A national survey of companies included a question that asked whether the customers like the new flavor of a cola from company A. The sample results of 1000 customers, and 850 of them indicated that they liked the new flavor. The 98% confidence interval on the population proportion of people who like the new flavor is _______________.

Answer 1

The 98% confidence interval on the population proportion of people who like the new flavor is (0.8237, 0.8763).

Explanation:

In a sample with a number n of people surveyed with a probability of a success of
`\pi`, and a confidence level of
`1-\alpha`, we have the following confidence interval of proportions.

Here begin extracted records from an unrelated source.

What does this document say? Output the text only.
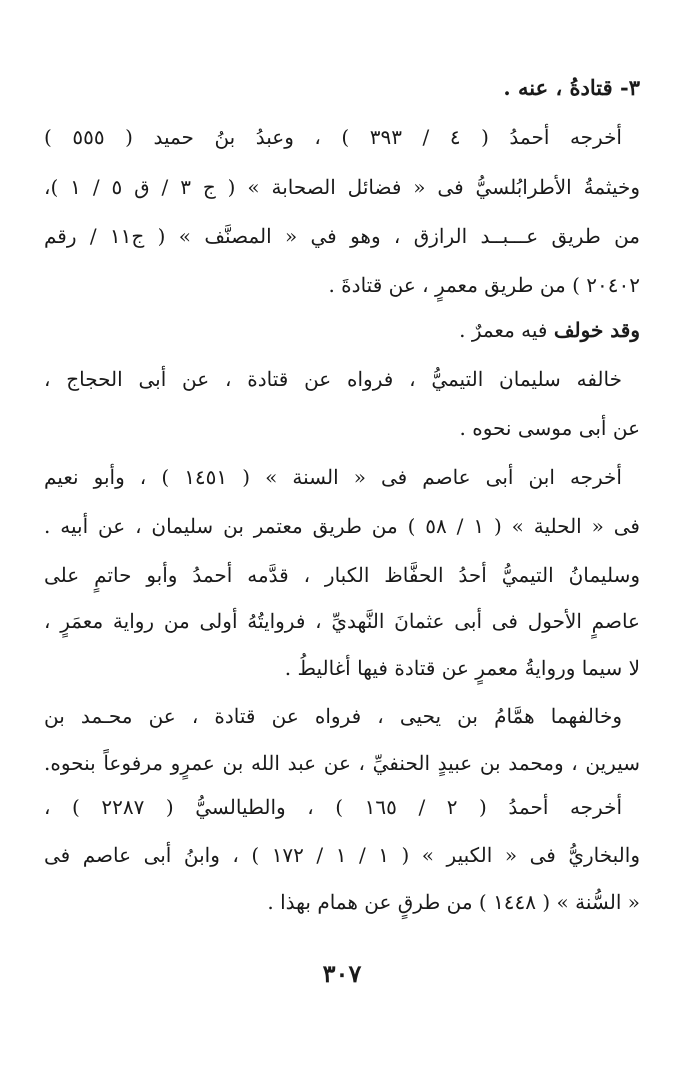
٣- قتادةُ ، عنه .

أخرجه أحمدُ ( ٤ / ٣٩٣ ) ، وعبدُ بنُ حميد ( ٥٥٥ )

وخيثمةُ الأطرابُلسيُّ فى « فضائل الصحابة » ( ج ٣ / ق ٥ / ١ )،

من طريق عـــبــد الرازق ، وهو في « المصنَّف » ( ج١١ / رقم

٢٠٤٠٢ ) من طريق معمرٍ ، عن قتادةَ .

وقد خولف فيه معمرٌ .

خالفه سليمان التيميُّ ، فرواه عن قتادة ، عن أبى الحجاج ،

عن أبى موسى نحوه .

أخرجه ابن أبى عاصم فى « السنة » ( ١٤٥١ ) ، وأبو نعيم

فى « الحلية » ( ١ / ٥٨ ) من طريق معتمر بن سليمان ، عن أبيه .

وسليمانُ التيميُّ أحدُ الحفَّاظ الكبار ، قدَّمه أحمدُ وأبو حاتمٍ على

عاصمٍ الأحول فى أبى عثمانَ النَّهديِّ ، فروايتُهُ أولى من رواية معمَرٍ ،

لا سيما وروايةُ معمرٍ عن قتادة فيها أغاليطُ .

وخالفهما همَّامُ بن يحيى ، فرواه عن قتادة ، عن محـمد بن

سيرين ، ومحمد بن عبيدٍ الحنفيِّ ، عن عبد الله بن عمرٍو مرفوعاً بنحوه.

أخرجه أحمدُ ( ٢ / ١٦٥ ) ، والطيالسيُّ ( ٢٢٨٧ ) ،

والبخاريُّ فى « الكبير » ( ١ / ١ / ١٧٢ ) ، وابنُ أبى عاصم فى

« السُّنة » ( ١٤٤٨ ) من طرقٍ عن همام بهذا .

٣٠٧
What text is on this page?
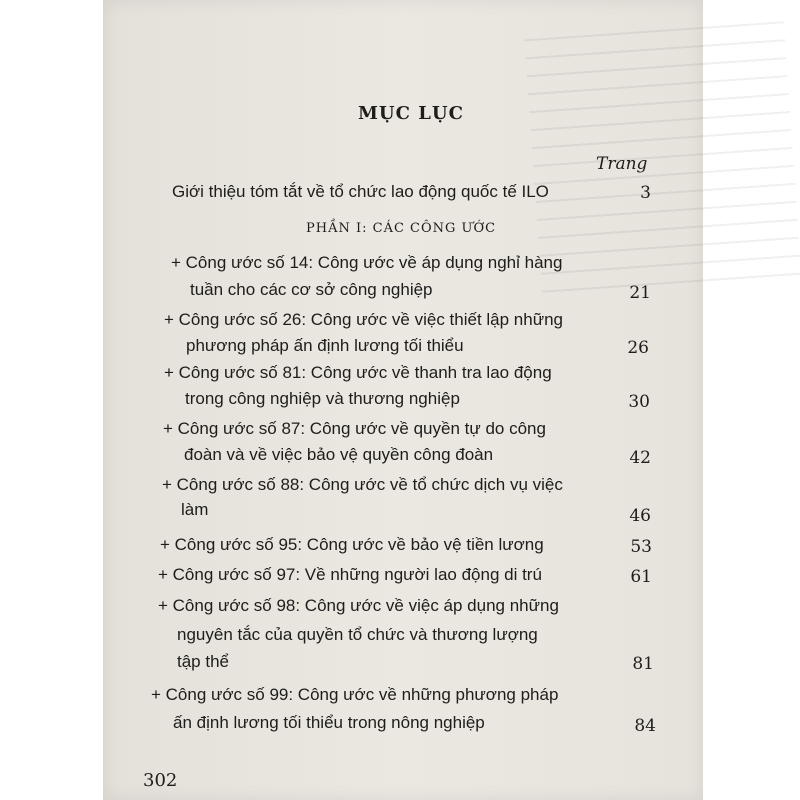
MỤC LỤC
Trang
Giới thiệu tóm tắt về tổ chức lao động quốc tế ILO	3
PHẦN I: CÁC CÔNG ƯỚC
+ Công ước số 14: Công ước về áp dụng nghỉ hàng
tuần cho các cơ sở công nghiệp	21
+ Công ước số 26: Công ước về việc thiết lập những
phương pháp ấn định lương tối thiểu	26
+ Công ước số 81: Công ước về thanh tra lao động
trong công nghiệp và thương nghiệp	30
+ Công ước số 87: Công ước về quyền tự do công
đoàn và về việc bảo vệ quyền công đoàn	42
+ Công ước số 88: Công ước về tổ chức dịch vụ việc
làm	46
+ Công ước số 95: Công ước về bảo vệ tiền lương	53
+ Công ước số 97: Về những người lao động di trú	61
+ Công ước số 98: Công ước về việc áp dụng những
nguyên tắc của quyền tổ chức và thương lượng
tập thể	81
+ Công ước số 99: Công ước về những phương pháp
ấn định lương tối thiểu trong nông nghiệp	84
302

`\pi \pm z\sqrt{(\pi(1-\pi))/(n)}`

In which

z is the zscore that has a pvalue of
`1 - (\alpha)/(2)`.

For this problem, we have that:

`n = 1000, \pi = (850)/(1000) = 0.85`

98% confidence level

So
`\alpha = 0.02`, z is the value of Z that has a pvalue of
`1 - (0.02)/(2) = 0.99`, so
`Z = 2.327`.

The lower limit of this interval is:

`\pi - z\sqrt{(\pi(1-\pi))/(n)} = 0.85 - 2.327\sqrt{(0.85*0.15)/(1000)} = 0.8237`

The upper limit of this interval is:

`\pi + z\sqrt{(\pi(1-\pi))/(n)} = 0.85 + 2.327\sqrt{(0.85*0.15)/(1000)} = 0.8763`

The 98% confidence interval on the population proportion of people who like the new flavor is (0.8237, 0.8763).